The budget airline has written to chancellor Sajid Javid urging him to extend the Air Passenger Duty (APD) tax break to all UK airlines.
It said if the tax holiday is not handed to all Flybe’s competitors, the government has breached competition law and state aid rules.
The letter also said if the government did not comply with Ryanair’s demands, it would “launch legal proceedings”.
“The Flybe model is not viable, which is why its billionaire owners are looking for a state subsidy for their failed investment,” said Michael O’Leary, Ryanair’s chief executive.
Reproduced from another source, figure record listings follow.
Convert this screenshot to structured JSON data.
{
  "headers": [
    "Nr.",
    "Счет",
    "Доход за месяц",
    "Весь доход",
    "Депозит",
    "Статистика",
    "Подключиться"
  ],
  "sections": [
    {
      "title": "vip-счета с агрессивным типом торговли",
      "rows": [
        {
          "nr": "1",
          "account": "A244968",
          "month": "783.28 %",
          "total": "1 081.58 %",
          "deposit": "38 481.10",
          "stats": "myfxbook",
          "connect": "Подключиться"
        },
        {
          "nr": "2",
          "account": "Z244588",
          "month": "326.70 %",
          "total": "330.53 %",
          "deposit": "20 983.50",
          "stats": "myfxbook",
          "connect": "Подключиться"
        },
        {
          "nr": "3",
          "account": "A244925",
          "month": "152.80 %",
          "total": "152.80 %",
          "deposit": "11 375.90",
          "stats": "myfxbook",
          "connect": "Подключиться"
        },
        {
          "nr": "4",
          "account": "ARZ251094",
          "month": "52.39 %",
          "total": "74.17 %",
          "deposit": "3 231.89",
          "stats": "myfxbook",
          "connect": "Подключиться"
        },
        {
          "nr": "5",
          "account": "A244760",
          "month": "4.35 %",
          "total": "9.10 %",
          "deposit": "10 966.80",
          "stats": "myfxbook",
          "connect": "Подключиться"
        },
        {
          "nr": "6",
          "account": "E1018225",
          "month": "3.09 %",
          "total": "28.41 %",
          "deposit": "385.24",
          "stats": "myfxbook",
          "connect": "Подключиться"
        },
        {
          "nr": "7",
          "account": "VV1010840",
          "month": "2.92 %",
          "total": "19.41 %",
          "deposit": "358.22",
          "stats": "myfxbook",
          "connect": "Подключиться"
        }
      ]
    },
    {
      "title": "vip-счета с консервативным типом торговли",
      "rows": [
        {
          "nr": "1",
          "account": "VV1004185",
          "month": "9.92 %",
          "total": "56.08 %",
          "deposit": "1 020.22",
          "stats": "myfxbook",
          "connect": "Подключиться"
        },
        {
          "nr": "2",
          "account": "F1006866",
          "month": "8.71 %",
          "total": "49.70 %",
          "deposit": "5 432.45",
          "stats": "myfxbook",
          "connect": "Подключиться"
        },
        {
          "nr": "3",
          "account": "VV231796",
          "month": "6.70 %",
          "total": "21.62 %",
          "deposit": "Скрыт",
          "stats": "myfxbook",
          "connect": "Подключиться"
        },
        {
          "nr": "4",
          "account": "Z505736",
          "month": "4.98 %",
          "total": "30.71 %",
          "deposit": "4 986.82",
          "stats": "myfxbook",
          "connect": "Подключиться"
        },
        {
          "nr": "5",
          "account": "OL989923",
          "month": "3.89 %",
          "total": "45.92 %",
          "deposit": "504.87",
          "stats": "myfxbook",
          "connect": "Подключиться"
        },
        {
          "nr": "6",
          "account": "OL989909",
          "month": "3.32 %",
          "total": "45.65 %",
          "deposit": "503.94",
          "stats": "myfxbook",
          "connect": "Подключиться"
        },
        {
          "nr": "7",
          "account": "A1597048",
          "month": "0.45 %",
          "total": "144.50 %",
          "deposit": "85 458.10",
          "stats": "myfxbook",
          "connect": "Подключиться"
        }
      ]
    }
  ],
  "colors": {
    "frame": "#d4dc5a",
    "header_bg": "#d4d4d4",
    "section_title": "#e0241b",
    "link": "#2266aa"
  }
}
“The reason why Flybe isn’t viable is because it cannot compete with lower-fare services from UK regional airports on domestic and EU routes provided by Ryanair, easyJet, British Airways and others; and it cannot compete with lower-cost road and rail alternatives on many smaller UK domestic routes.”
He said Flybe will “undoubtedly” fail again and when it does, other airlines would “step in” and provide lower-fare flights from the UK’s regional airports.
In a statement released by Ryanair, a spokesperson said: “The Flybe business model is unsustainable, it is owned by billionaires including Richard Branson, Delta Airlines and Cyrus Capital, who do not need a government subsidy to prop up their failed airline investments.”
BBC News reported on 14 January that Flybe’s shareholders – including a consortium of Virgin Atlantic, Stobart Group and Cyrus Capital Partners – agreed to inject cash into the business and the government would defer its APD bill.
This comes as IAG, British Airways’ parent company, filed a formal complaint to the EU over the rescue deal.